I challenged hackers to investigate me
Adam Penenberg | Pando Daily | 26 October 2013
And they did. With terrifying success. Read and tremble. “They got into our checking and savings accounts, a corporate bond account, our credit card statements and online bills. They could, if they wanted to, have wiped us out financially … They breached my Facebook account, and ordered 100 plastic spiders from Amazon, then had them shipped to my home. My laptop shut down and demanded a four-digit code to gain re-entry”.

The threat of artificial intelligence
Gary Marcus | New Yorker | 24 October 2013
“For now, most of the machines that are good enough to play chess haven’t shown the slightest interest in acquiring resources. But the goals of machines could change as they get smarter. Once computers can effectively reprogram themselves, and successively improve themselves, the risks of machines outwitting humans in battles for resources and self-preservation cannot simply be dismissed.” 
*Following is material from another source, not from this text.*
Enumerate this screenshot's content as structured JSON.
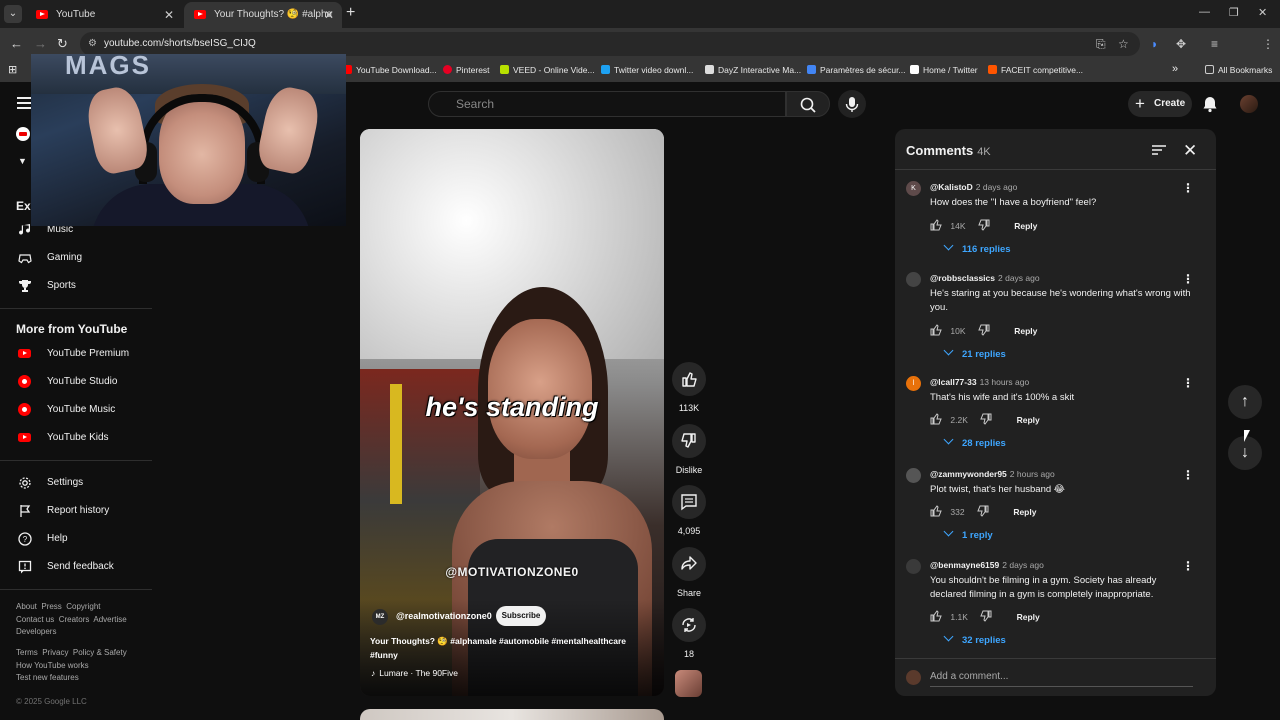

Douglas Hofstadter: replicating the human mind
James Somers | Atlantic 23 | October 2013
Hofstadter shot to fame with Gödel, Escher, Bach in 1980, a book that “launched an entire generation of eager young students” into the study of artificial intelligence. He’s been working on AI ever since, but outside, and possibly far ahead of, the tech-driven mainstream. He seeks to model how the human brain thinks; not merely to write programmes that do particular things faster or better than humans.